I'm from up north & my family are still up there. My dad had a heart attack recently & was flown to AK by helicopter then spent a few nights in hospital (whereas had he been in Whangarei he prob would have been out sooner so a lot more $$ was spent on him). When I was a kid up there John Banks was our MP seemed so weird coz of the unemployment & poverty way back then. Also yes the roads I'm always amazed when I travel back north how bad they are. I'm in South Dunedin now & just read the Govt are not going to help us out ($130,000,000 was asked to buy houses to make plans regarding future flooding).
This is where things like moving work to call/contact centres and web-based takes jobs away from regions as does national procurement takes work away from local businesses and again admin staff and jobs out of regions.
The public service once was deliberately engineered to spread work around communities and ensure a decent proportion of local taxes went back into local communities.
By shifting away from taxation as a means of job and income distribution to lower (and removed taxes) and a personal wealth/choice distribution model then those who benefitted the most i.e. the well off control where money gets spent. They choose not to spend in Northland so Northland gets neglected, they choose to compete against each other for rental houses so house prices and rents go up.
It is the inevitable individualistic market choice failure. Many of us said this would happen when Labour did their big betrayal – we are only surprised it took as long as it did. The good news is is that we can now buy (or shoplift) 10 different brands of baked beans at the supermarket. Ain't choice grand.
Agree with you there regarding the importance of strategic use of public service to bolster provincial centres.
What did Jones's slush fund achieve for the Far North?
Shane Reti, Winston Peters, Shane Jones.
What have they actually achieved for the people of Northland? Sweet F All.
So it had nothing to do with the maintenance crew hired by transpower that removed all the bolts holding the thing in place.
It was the fault of some suits that won an election about a year ago?
Help me here?
Stop talking sense, you will upset the usual suspects here that think blue=bad, red=good.

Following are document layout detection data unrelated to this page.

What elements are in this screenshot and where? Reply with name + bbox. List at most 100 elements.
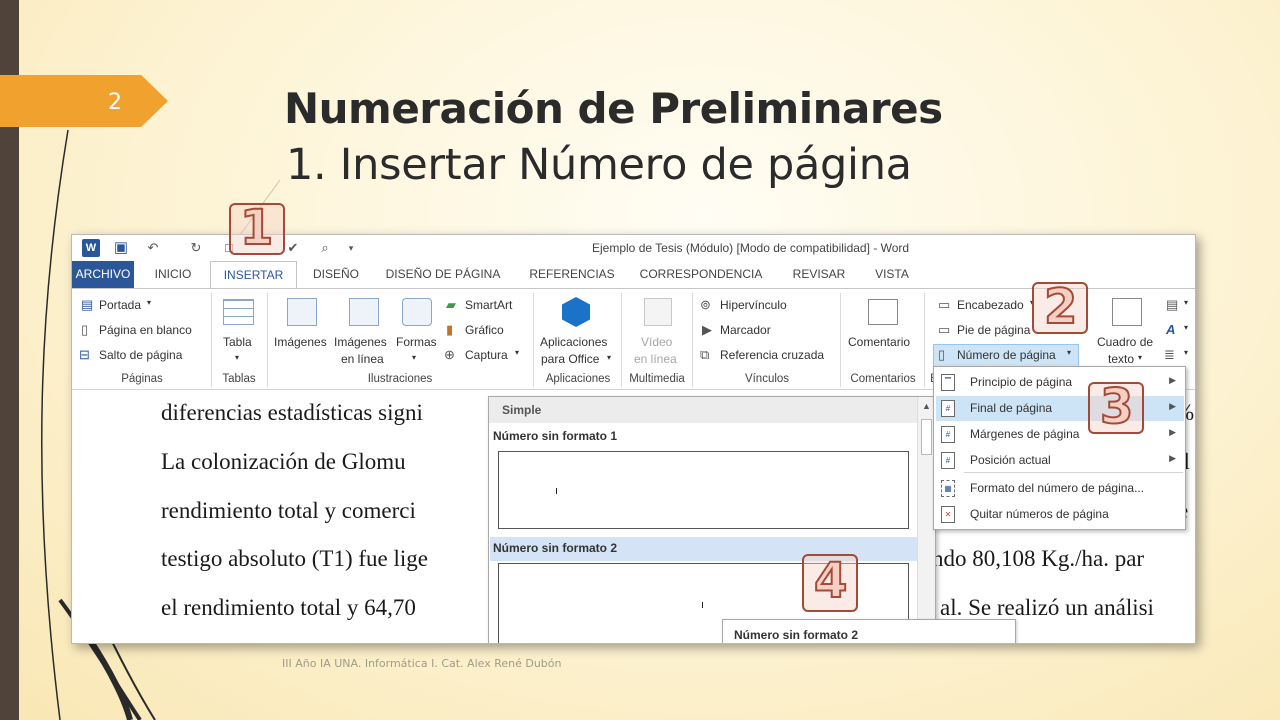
tab-diseno[interactable]: DISEÑO	[304, 261, 368, 288]
marcador-button[interactable]: Marcador	[720, 323, 771, 337]
tab-insertar[interactable]: INSERTAR	[210, 261, 297, 289]
menu-item-quitar[interactable]: ✕ Quitar números de página	[936, 502, 1184, 527]
slide-title: Numeración de Preliminares	[284, 84, 943, 133]
aplicaciones-label-2: para Office	[541, 352, 600, 366]
page-number-marker	[556, 488, 557, 494]
numero-de-pagina-dropdown-icon[interactable]: ▾	[1067, 348, 1071, 357]
menu-item-label: Formato del número de página...	[970, 481, 1145, 495]
tab-vista[interactable]: VISTA	[867, 261, 917, 288]
slide-number: 2	[108, 90, 122, 115]
office-apps-icon	[562, 297, 590, 327]
smartart-icon: ▰	[446, 297, 456, 312]
slide-number-tab	[0, 75, 168, 127]
tab-inicio[interactable]: INICIO	[142, 261, 204, 288]
hipervinculo-button[interactable]: Hipervínculo	[720, 298, 787, 312]
table-icon	[223, 299, 254, 325]
quick-parts-icon[interactable]: ▤	[1166, 297, 1178, 313]
cross-reference-icon: ⧉	[700, 347, 710, 362]
group-label-vinculos: Vínculos	[744, 373, 790, 385]
scroll-up-icon[interactable]: ▲	[920, 400, 933, 413]
drop-cap-icon[interactable]: ≣	[1164, 347, 1175, 363]
tooltip-text: Número sin formato 2	[734, 628, 859, 642]
tab-correspondencia[interactable]: CORRESPONDENCIA	[636, 261, 766, 288]
doc-line: testigo absoluto (T1) fue lige	[161, 546, 428, 571]
captura-button[interactable]: Captura	[465, 348, 508, 362]
footer-icon: ▭	[938, 322, 951, 337]
salto-de-pagina-button[interactable]: Salto de página	[99, 348, 182, 362]
spelling-icon[interactable]: ✔	[284, 239, 302, 257]
menu-item-principio[interactable]: ▔ Principio de página ▶	[936, 370, 1184, 395]
gallery-item-title: Número sin formato 1	[493, 429, 618, 443]
grafico-button[interactable]: Gráfico	[465, 323, 504, 337]
customize-qat-icon[interactable]: ▾	[342, 239, 360, 257]
portada-button[interactable]: Portada	[99, 298, 141, 312]
menu-item-posicion-actual[interactable]: # Posición actual ▶	[936, 448, 1184, 473]
portada-dropdown-icon[interactable]: ▾	[147, 298, 151, 307]
imagenes-en-linea-label-2: en línea	[341, 352, 384, 366]
menu-item-margenes[interactable]: # Márgenes de página ▶	[936, 422, 1184, 447]
tab-diseno-pagina[interactable]: DISEÑO DE PÁGINA	[378, 261, 508, 288]
remove-page-number-icon: ✕	[941, 506, 955, 523]
comentario-button[interactable]: Comentario	[848, 335, 910, 349]
undo-icon[interactable]: ↶	[144, 239, 162, 257]
numero-de-pagina-button[interactable]: Número de página	[957, 348, 1056, 362]
quick-parts-dropdown-icon[interactable]: ▾	[1184, 298, 1188, 307]
doc-line: diferencias estadísticas signi	[161, 400, 423, 425]
tabla-dropdown-icon[interactable]: ▾	[235, 353, 239, 362]
submenu-arrow-icon: ▶	[1169, 453, 1176, 463]
doc-line-tail: al. Se realizó un análisi	[940, 595, 1154, 620]
current-position-icon: #	[941, 452, 955, 469]
tabla-button[interactable]: Tabla	[223, 335, 252, 349]
cover-page-icon: ▤	[81, 297, 94, 312]
hyperlink-icon: ⊚	[700, 297, 711, 312]
group-label-ilustraciones: Ilustraciones	[367, 373, 433, 385]
redo-icon[interactable]: ↻	[187, 239, 205, 257]
gallery-item-plain-number-1[interactable]	[498, 451, 909, 529]
tab-archivo[interactable]: ARCHIVO	[72, 261, 134, 288]
drop-cap-dropdown-icon[interactable]: ▾	[1184, 348, 1188, 357]
menu-item-formato[interactable]: ▦ Formato del número de página...	[936, 476, 1184, 501]
word-app-icon: W	[82, 239, 100, 257]
tab-referencias[interactable]: REFERENCIAS	[524, 261, 620, 288]
video-icon	[644, 298, 672, 326]
window-title: Ejemplo de Tesis (Módulo) [Modo de compa…	[592, 241, 910, 255]
pagina-en-blanco-button[interactable]: Página en blanco	[99, 323, 192, 337]
page-number-menu: ▔ Principio de página ▶ # Final de págin…	[933, 366, 1186, 530]
formas-button[interactable]: Formas	[396, 335, 437, 349]
cuadro-de-texto-button[interactable]: Cuadro de	[1097, 335, 1153, 349]
pie-de-pagina-button[interactable]: Pie de página	[957, 323, 1030, 337]
scroll-thumb[interactable]	[921, 419, 932, 455]
encabezado-button[interactable]: Encabezado	[957, 298, 1024, 312]
imagenes-button[interactable]: Imágenes	[274, 335, 327, 349]
tab-revisar[interactable]: REVISAR	[786, 261, 852, 288]
imagenes-en-linea-button[interactable]: Imágenes	[334, 335, 387, 349]
group-label-comentarios: Comentarios	[850, 373, 916, 385]
smartart-button[interactable]: SmartArt	[465, 298, 512, 312]
submenu-arrow-icon: ▶	[1169, 375, 1176, 385]
save-icon[interactable]: ▣	[112, 239, 130, 257]
formas-dropdown-icon[interactable]: ▾	[412, 353, 416, 362]
page-break-icon: ⊟	[79, 347, 90, 362]
page-bottom-icon: #	[941, 400, 955, 417]
menu-item-final[interactable]: # Final de página ▶	[936, 396, 1184, 421]
screenshot-icon: ⊕	[444, 347, 455, 362]
group-separator	[267, 293, 268, 387]
wordart-dropdown-icon[interactable]: ▾	[1184, 323, 1188, 332]
aplicaciones-dropdown-icon[interactable]: ▾	[607, 353, 611, 362]
video-en-linea-button[interactable]: Vídeo	[641, 335, 672, 349]
menu-item-label: Posición actual	[970, 453, 1051, 467]
comment-icon	[868, 299, 898, 325]
print-preview-icon[interactable]: ⌕	[316, 239, 334, 257]
cuadro-de-texto-label-2: texto	[1108, 352, 1135, 366]
referencia-cruzada-button[interactable]: Referencia cruzada	[720, 348, 824, 362]
page-top-icon: ▔	[941, 374, 955, 391]
group-label-aplicaciones: Aplicaciones	[545, 373, 611, 385]
step-badge-1: 1	[239, 199, 274, 257]
wordart-icon[interactable]: A	[1166, 322, 1175, 337]
captura-dropdown-icon[interactable]: ▾	[515, 348, 519, 357]
aplicaciones-para-office-button[interactable]: Aplicaciones	[540, 335, 607, 349]
cuadro-de-texto-dropdown-icon[interactable]: ▾	[1138, 353, 1142, 362]
group-separator	[533, 293, 534, 387]
header-icon: ▭	[938, 297, 951, 312]
word-screenshot: W ▣ ↶ ↻ □ ✔ ⌕ ▾ Ejemplo de Tesis (Módulo…	[71, 234, 1196, 644]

You do not do this on Kiwblog.
Have not commented or read comments on Kiwiblog for a very long time as it is Red-Bad and Blue=Good there. I like an honest discussion rather than sticking to one view. I generally like reading the Standard as I like my world view challenged and it has resulted in some of my views changing.
Missing the point. This is not about one event.
The OP is about Northland and the remarkable similarity of a number of ageing public infrastructure network systems that support Northland. All major network failures are due to decades of under-investment, which fail in a specific point. That is what "it" is. Not one specific pylon failure.
Transpower has consistently admitted that it is falling behind in its maintenance of its pylons. And no, the maintenance of these ageing pylons is in no way keeping up.
In fact the entire transmission system has now got to the point where Transpower has submitted a spending proposal for accelerating upgrades for 2025-30 of 32% in capital expenditure and 20% in operating expenditure.
The scale of this programme will mean residential customer bills will go up by 15% per annum for the first two years, and then by 5% for the remaining three years of the five-year timeframe, for a total of $5.8 billion.
Also the Commerce Commission has also allowed local lines companies to increase their charges 50% over 5 years. So that they can get the revenue to do even more deeply needed upgrades.
Together, that's the bill you will get and Transpower's underinvestment has made sure of that.